Finding a novel as good as this is a rarity. There were times when I laughed out loud, times when my eyes opened wide with surprise, but all-in-all it brought pleasure and entertainment in a year where governments of the world have tried to rob people of that pleasure and entertainment over a fake “pandemic”.

Having read “How to make life nice” I had no hesitation in ordering a copy of her next novel.

“The glass girl” by Sarah Ménage (2018)

This is my favourite. It shines with humour, wisdom, human interaction, human absurdity, relationships – physical and emotional – hope, despair and challenge. It traces the history of a woman whose father hid a glass relic for his young daughter to find, a relic which would fire a lifetime of enthusiasm for all things glass. But there is one thing missing from the life of Annabel Waites, who never wanted children until it was almost too late, and that is, a child.

When she and her partner go their separate ways Annie starts a frantic search for a suitable man to become the father of her craved-for offspring. During this quest she encounters men from several walks of life, but when her sister is suddenly hospitalised, she is asked, and almost honour-bound, to accommodate her teenage niece, Jodie, who is keen to get away from the strictures of home life while studying for her exams.

A well as testing the age-gap relationship between niece and aunt it introduces an extra element for Annie – competition in the man-market – and at the same time a duty to protect.

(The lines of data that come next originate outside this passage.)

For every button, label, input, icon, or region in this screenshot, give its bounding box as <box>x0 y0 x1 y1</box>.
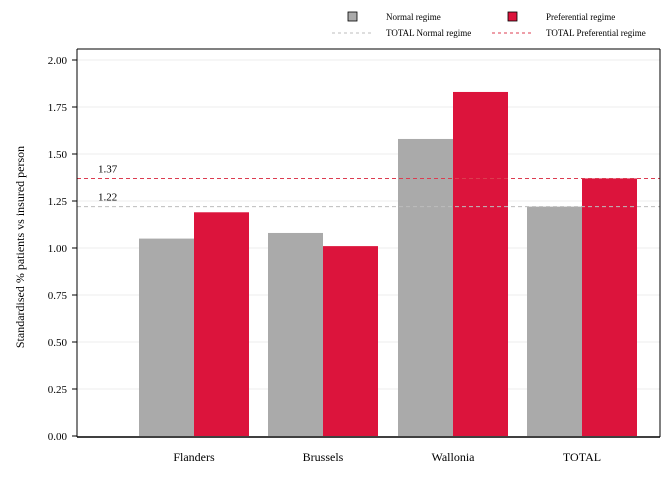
x-category-label: Flanders <box>173 450 215 464</box>
chart-axes: 0.00 0.25 0.50 0.75 1.00 1.25 1.50 1.75 2.00 Flan… <box>48 48 661 464</box>
legend-swatch <box>347 11 358 22</box>
bar-normal-regime-total <box>527 206 582 436</box>
ref-line-label: 1.37 <box>98 163 118 175</box>
legend-entry: TOTAL Normal regime <box>386 28 471 38</box>
x-category-label: Wallonia <box>431 450 475 464</box>
chart-legend: Normal regime Preferential regime TOTAL No… <box>332 11 646 38</box>
ref-line-label: 1.22 <box>98 192 117 204</box>
legend-entry: Normal regime <box>386 12 441 22</box>
bar-normal-regime-brussels <box>268 232 323 436</box>
y-tick-label: 0.50 <box>48 337 68 349</box>
x-category-label: TOTAL <box>563 450 601 464</box>
y-tick-label: 1.25 <box>48 196 68 208</box>
bar-normal-regime-wallonia <box>398 138 453 436</box>
y-tick-label: 0.00 <box>48 431 68 443</box>
legend-swatch <box>507 11 518 22</box>
bar-normal-regime-flanders <box>139 238 194 436</box>
bar-preferential-regime-total <box>582 178 637 436</box>
y-tick-label: 1.00 <box>48 243 68 255</box>
bar-series <box>139 91 637 437</box>
y-tick-label: 0.75 <box>48 290 68 302</box>
y-tick-label: 1.75 <box>48 102 68 114</box>
reference-lines: 1.22 1.37 <box>77 163 660 208</box>
bar-preferential-regime-flanders <box>194 212 249 436</box>
y-tick-label: 0.25 <box>48 384 68 396</box>
bar-preferential-regime-wallonia <box>453 91 508 437</box>
legend-entry: Preferential regime <box>546 12 615 22</box>
y-axis-label: Standardised % patients vs insured perso… <box>13 146 27 348</box>
legend-entry: TOTAL Preferential regime <box>546 28 646 38</box>
bar-preferential-regime-brussels <box>323 246 378 436</box>
y-tick-label: 2.00 <box>48 55 68 67</box>
y-tick-label: 1.50 <box>48 149 68 161</box>
x-category-label: Brussels <box>303 450 344 464</box>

An intelligent novel, strong on plot, with sharp insight in character depiction this work of fiction is worthy of further attention. It fulfils Tolstoy’s observation that all families are dysfunctional in their own way, and the humour, which, unless you are made of different material from me, will catch you unawares and, as with Sarah Ménage’s former novel, make you laugh out loud. For aspiring academics it would make a good thesis, or dissertation project, discussed alongside Tennessee Williams’ “The Glass Menagerie.”

Sarah Ménage is also a singer-songwriter.

“Sister” is published by Piatkus.

“How to make life nice” and “The Glass Menagerie” are published by better & better.

HAPPY NEW YEAR EVERYONE AND ENJOY A GOOD PRE-YERUNDA BOOK OR TWO IN 2022!